The NHL may be tweaking the rule for offside plays, but that change hasn’t taken effect just yet.
The league’s general managers voted in March to change the blueline to a vertical plane above the ice. No more would a player’s skate be required to remain in contact with the ice at the time the puck entered the zone.
“[The GMs] thought that it was tough watching a game, especially with our skilled players, when we see a nice goal being scored and there’s a delay and there’s a challenge, and we’re taking down good hockey goals because the guy’s toe is slightly off the ice or he’s in a crossing over motion where the majority of his body is still in the neutral zone but his skate is not touching the ice,” NHL Senior Vice President of Hockey Operations Kris King said in March.
“They felt a lot of times the guy that is offside isn’t even involved in the rush. They just felt the skate in the air really didn’t have a lot of bearing on any of these goals.”

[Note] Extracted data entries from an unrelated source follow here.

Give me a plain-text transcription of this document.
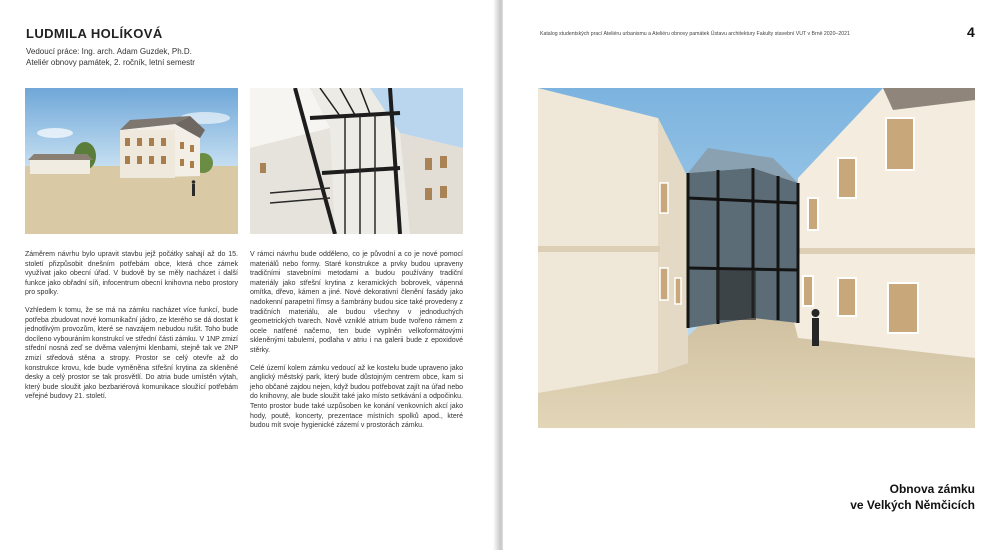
LUDMILA HOLÍKOVÁ
Vedoucí práce: Ing. arch. Adam Guzdek, Ph.D.
Ateliér obnovy památek, 2. ročník, letní semestr

Záměrem návrhu bylo upravit stavbu jejž počátky sahají až do 15. století přizpůsobit dnešním potřebám obce, která chce zámek využívat jako obecní úřad. V budově by se měly nacházet i další funkce jako obřadní síň, infocentrum obecní knihovna nebo prostory pro spolky.

Vzhledem k tomu, že se má na zámku nacházet více funkcí, bude potřeba zbudovat nové komunikační jádro, ze kterého se dá dostat k jednotlivým provozům, které se navzájem nebudou rušit. Toho bude docíleno vybouráním konstrukcí ve střední části zámku. V 1NP zmizí střední nosná zeď se dvěma valenými klenbami, stejně tak ve 2NP zmizí středová stěna a stropy. Prostor se celý otevře až do konstrukce krovu, kde bude vyměněna střešní krytina za skleněné desky a celý prostor se tak prosvětlí. Do atria bude umístěn výtah, který bude sloužit jako bezbariérová komunikace sloužící potřebám veřejné budovy 21. století.

V rámci návrhu bude odděleno, co je původní a co je nové pomocí materiálů nebo formy. Staré konstrukce a prvky budou upraveny tradičními stavebními metodami a budou používány tradiční materiály jako střešní krytina z keramických bobrovek, vápenná omítka, dřevo, kámen a jiné. Nové dekorativní členění fasády jako nadokenní parapetní římsy a šambrány budou sice také provedeny z tradičních materiálu, ale budou všechny v jednoduchých geometrických tvarech. Nově vzniklé atrium bude tvořeno rámem z ocele natřené načerno, ten bude vyplněn velkoformátovými skleněnými tabulemi, podlaha v atriu i na galerii bude z epoxidové stěrky.

Celé území kolem zámku vedoucí až ke kostelu bude upraveno jako anglický městský park, který bude důstojným centrem obce, kam si jeho občané zajdou nejen, když budou potřebovat zajít na úřad nebo do knihovny, ale bude sloužit také jako místo setkávání a odpočinku. Tento prostor bude také uzpůsoben ke konání venkovních akcí jako hody, poutě, koncerty, prezentace místních spolků apod., které budou mít svoje hygienické zázemí v prostorách zámku.

Katalog studentských prací Ateliéru urbanismu a Ateliéru obnovy památek Ústavu architektury Fakulty stavební VUT v Brně 2020–2021	4
Obnova zámku
ve Velkých Němčicích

The current offside rule (83.1) reads:
A player is onside when either of his skates are in contact with, or on his own side of the line, at the instant the puck completely crosses the leading edge of the blue line.
The position of the player’s skates and not that of his stick shall be the determining factor in all instances in deciding an off-side. A player is off-side when both skates are completely over the leading edge of the blue line involved in the play.
The NHL said that they may not need to revisit the wording of the rule, just its interpretation.
“It’s not a change in the rule,” King added. “It’s a change in the application of the rule to not be required to have contact with the ice but for the skate to be over the blue line when the puck crosses the line.”
The league has been debating the change since at least 2017, with concerns of player safety with skates in the air.
There was also the uncertainty as to whether the change in standard would make it more difficult for linesmen to make offside calls. King told NHL.com that the linesmen he’d spoken with felt that the plane may be easier to determine in real-time than whether or not the player’s skate was in contact with the ice surface.
The change may be made possible by the use of video replay, which the NHL has used to review 75 offside plays this season via Coach’s Challenge. Lower level leagues, particularly those without the benefit of video review or blueline cameras, may find it difficult to implement a similar change. This would result in a different standard at the NHL level, sometime both players and officials would have to adjust to.\
NHL.com’s Dan Rosen shared an interesting breakdown of skate-in-the-air offside challenges.
The NHL reported that 18 coach’s challenges through 1,015 games played this season have been for skate in the air plays, and of those 14 led to goals being removed. There were 26 skate in the air challenges through 1,015 games last season leading to 16 goals removed.
Of course, those numbers don’t take into account the changes in on-ice calls made by the linesmen under the newly-proposed standard.
The NHL’s Competition Committee typically meets in June to discuss potential rule changes. No word on when they’ll be convening prior to the start of the 2020-21 season.